D-Day and Eternal Life
Taking On the Impossible
Can you achieve the impossible?
Next week, on June 6th is D-Day, the commemoration of Operation Overlord, the Allied invasion of France on the Normandy coast in 1944. It was the largest coordinated invasion in history. It made the Spanish Armada look like toy-boats.
It’s been made into so many movies and included in so many storylines since the Second World War that those of us born in the interim think of it in those terms; Saving Private Ryan, Band of Brothers, The War by Ken Burns, or The Longest Day (for old movie buffs), among so many others. Countless books, interviews, and accounts of the experience have been recorded, but if we can step back to the months leading up to that day we’d realize that it was probably the most audacious military plan in modern history.
Who could have imagined that the armies and navies of multiple nations could coordinate with enough expertise and relative selflessness so as to uproot and push back a deeply entrenched enemy? The high ground is one of the most strategic elements in the history of warfare. If you have it, you will likely win with a modicum of competence. Yet the Allies had none of that, they were faced with a direct run onto a beach that would be scoured with gun fire. Their enemies had immense, concrete gun emplacements that still exist to this day.
In fairness, the German war machine was beginning to crumble, but after nearly six years of fighting they were by no means ready to give up. Yet, in the end, after the fighting that took place from village to village along the Normandy coast had begun to slow and as targets further inland were secured by the Allies, it became clear during the next twelve months that the Axis powers were failing and on May 8, 1945 Germany tendered unconditional surrender of its military.
What about us?
The Allies took on the impossible and accomplished a military miracle (undoubtedly with help from God). Is it possible for us to take on the impossible, too?
Let’s leave physical warfare behind and step up to consider the spiritual plane of existence. Can we go from our physical, human existence to a spirit existence, like God? According to many religious traditions this concept is blasphemous for the average person, only the truly gifted, beautiful or otherwise perfected individuals were fit for an upward shift to a “god-like” state. And by “god-like” I don’t mean the true God, but the likes of the Greek and Egyptian pantheons of gods and their ilk.
But the Bible, God’s revealed word, says something entirely different, “…we shall all be changed—in a moment, in the twinkling of an eye, at the last trumpet. For the trumpet will sound, and the dead will be raised incorruptible, and we shall be changed. For this corruptible must put on incorruption, and this mortal must put on immortality,” (1 Corinthians 15:51-53, NKJV, emphasis added). God generously offers us eternal life through our repentance, baptism, receiving of the Holy Spirit, and above all, the value of the sacrifice of His Son, Jesus Christ, which covers all sins in the lives of all people who have ever lived and will ever live.

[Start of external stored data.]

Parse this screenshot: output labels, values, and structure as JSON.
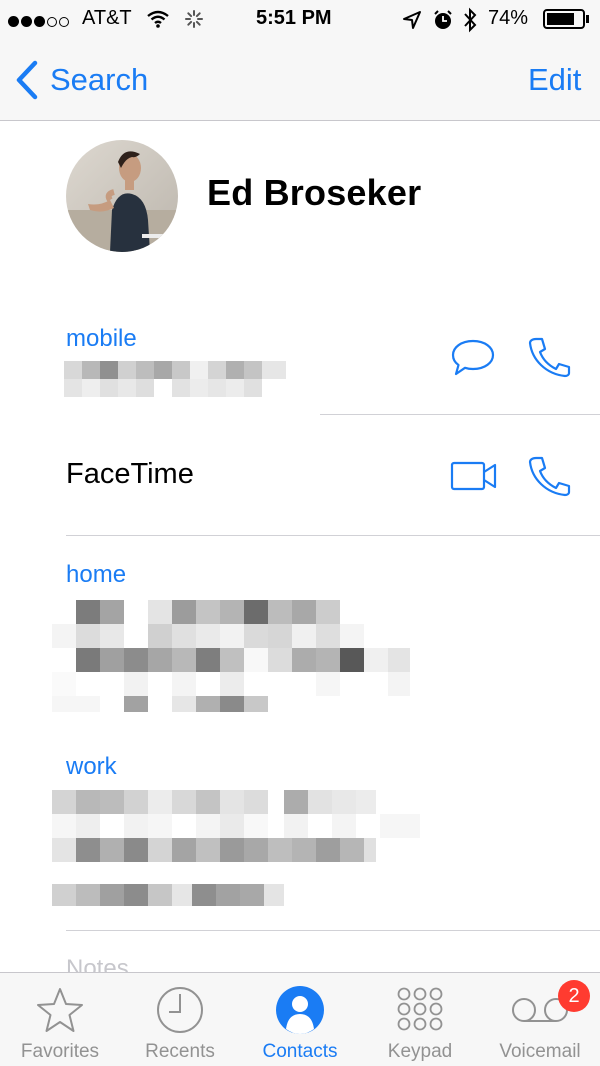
{
  "status_bar": {
    "carrier": "AT&T",
    "time": "5:51 PM",
    "battery_percent": "74%",
    "battery_level": 0.74,
    "signal_bars_filled": 3,
    "signal_bars_total": 5,
    "icons": [
      "wifi-icon",
      "activity-spinner-icon",
      "location-icon",
      "alarm-icon",
      "bluetooth-icon",
      "battery-icon"
    ]
  },
  "nav": {
    "back_label": "Search",
    "edit_label": "Edit"
  },
  "contact": {
    "name": "Ed Broseker"
  },
  "fields": {
    "mobile_label": "mobile",
    "facetime_label": "FaceTime",
    "home_label": "home",
    "work_label": "work",
    "notes_label": "Notes"
  },
  "tabs": [
    {
      "label": "Favorites",
      "icon": "star-icon",
      "active": false
    },
    {
      "label": "Recents",
      "icon": "clock-icon",
      "active": false
    },
    {
      "label": "Contacts",
      "icon": "person-icon",
      "active": true
    },
    {
      "label": "Keypad",
      "icon": "keypad-icon",
      "active": false
    },
    {
      "label": "Voicemail",
      "icon": "voicemail-icon",
      "active": false,
      "badge": "2"
    }
  ],
  "colors": {
    "accent": "#1a7cf4",
    "badge": "#ff3b30",
    "tab_inactive": "#929292"
  }
}
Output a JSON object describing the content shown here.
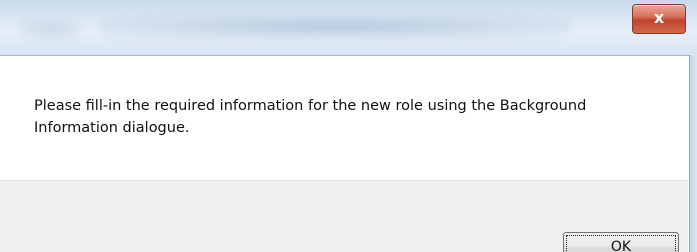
{
  "titlebar": {
    "close_glyph": "x",
    "close_icon": "close-icon"
  },
  "dialog": {
    "message": "Please fill-in the required information for the new role using the Background Information dialogue."
  },
  "footer": {
    "ok_label": "OK"
  }
}
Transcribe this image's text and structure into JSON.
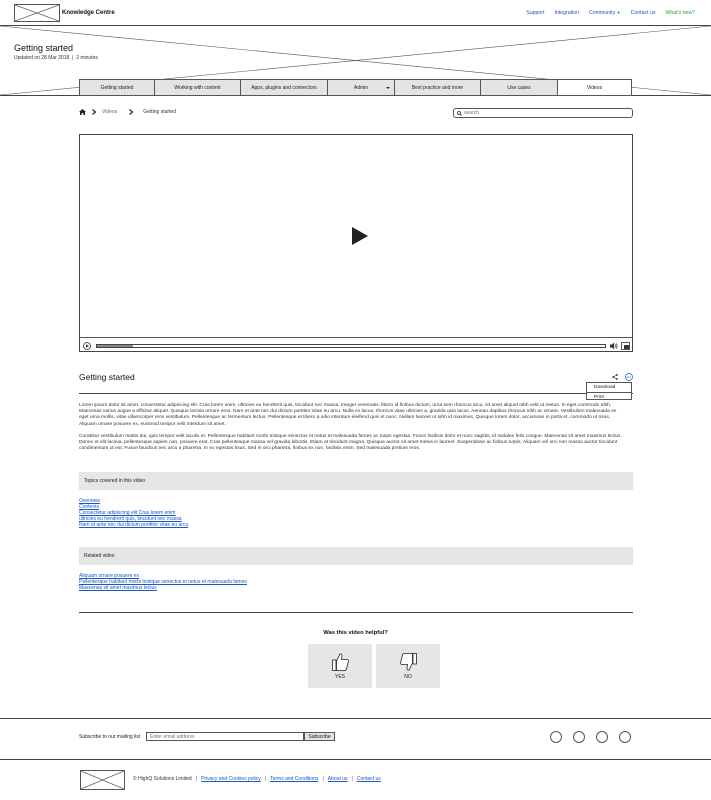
{
  "header": {
    "brand": "Knowledge Centre",
    "nav": [
      {
        "label": "Support"
      },
      {
        "label": "Integration"
      },
      {
        "label": "Community"
      },
      {
        "label": "Contact us"
      },
      {
        "label": "What's new?"
      }
    ],
    "accent_link_color": "#1a56c4",
    "new_link_color": "#2aa52a"
  },
  "hero": {
    "title": "Getting started",
    "updated": "Updated on 28 Mar 2018",
    "read_time": "2 minutes"
  },
  "tabs": [
    {
      "label": "Getting started"
    },
    {
      "label": "Working with content"
    },
    {
      "label": "Apps, plugins and connectors"
    },
    {
      "label": "Admin"
    },
    {
      "label": "Best practice and more"
    },
    {
      "label": "Use cases"
    },
    {
      "label": "Videos"
    }
  ],
  "breadcrumb": {
    "items": [
      "Videos",
      "Getting started"
    ]
  },
  "search": {
    "placeholder": "search"
  },
  "video": {
    "progress": 0.07
  },
  "article": {
    "title": "Getting started",
    "menu": [
      "Download",
      "Print"
    ],
    "paragraphs": [
      "Lorem ipsum dolor sit amet, consectetur adipiscing elit. Cras lorem enim, ultricies eu hendrerit quis, tincidunt nec massa. Integer venenatis, libero id finibus dictum, urna sem rhoncus arcu, sit amet aliquet nibh velit ut metus. In eget commodo nibh. Maecenas varius augue a efficitur aliquet. Quisque lacinia ornare eros. Nam et ante nec dui dictum porttitor vitae eu arcu. Nulla ex lacus, rhoncus vitae ultricies a, gravida quis lacus. Aenean dapibus rhoncus nibh ac ornare. Vestibulum malesuada ex eget urna mollis, vitae ullamcorper eros vestibulum. Pellentesque ac fermentum lectus. Pellentesque et libero a odio interdum eleifend quis et nunc. Nullam laoreet ut nibh id maximus. Quisque lorem dolor, accumsan in porta et, commodo ut risus. Aliquam ornare posuere ex, euismod tempor velit interdum sit amet.",
      "Curabitur vestibulum mattis dui, quis tempor velit iaculis et. Pellentesque habitant morbi tristique senectus et netus et malesuada fames ac turpis egestas. Fusce facilisis dolor et nunc sagittis, id sodales felis congue. Maecenas sit amet maximus lectus. Donec et elit lacinia, pellentesque sapien non, posuere erat. Cras pellentesque massa vel gravida lobortis. Etiam at tincidunt magna. Quisque auctor sit amet metus in laoreet. Suspendisse ac finibus turpis. Aliquam vel orci non massa auctor tincidunt condimentum ut est. Fusce faucibus nec arcu a pharetra. In eu egestas risus. Sed in orci pharetra, finibus ex non, facilisis enim. Sed malesuada pretium eros."
    ]
  },
  "topics": {
    "heading": "Topics covered in this video",
    "links": [
      "Overview",
      "Contents",
      "Consectetur adipiscing elit Cras lorem enim",
      "ultricies eu hendrerit quis, tincidunt nec massa",
      "Nam et ante nec dui dictum porttitor vitae eu arcu"
    ]
  },
  "related": {
    "heading": "Related video",
    "links": [
      "Aliquam ornare posuere ex",
      "Pellentesque habitant morbi tristique senectus et netus et malesuada fames",
      "Maecenas sit amet maximus lectus"
    ]
  },
  "feedback": {
    "question": "Was this video helpful?",
    "yes": "YES",
    "no": "NO"
  },
  "footer": {
    "subscribe_label": "Subscribe to our mailing list",
    "email_placeholder": "Enter email address",
    "subscribe_button": "Subscribe",
    "copyright": "© HighQ Solutions Limited",
    "legal_links": [
      "Privacy and Cookies policy",
      "Terms and Conditions",
      "About us",
      "Contact us"
    ]
  }
}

So, the impossible becomes possible. We can conquer the finite nature of our physical human lifetime and consciousness, and be resurrected into God’s spirit family. But it requires some commitment and action on our part—we have to move toward where God and His truth is by studying, praying, submitting to and obeying God and His laws. To learn more about this process, please read Transforming Your Life: The Process of Conversion and as you read, follow along in your Bible to understand just how God’s plan is revealed in His word.
Just like D-Day, the journey begins the moment we step into the water—in our case, the waters of baptism—and it ends with the resurrection to eternal life as Jesus Christ returns to the earth. And technically, that’s really just the beginning!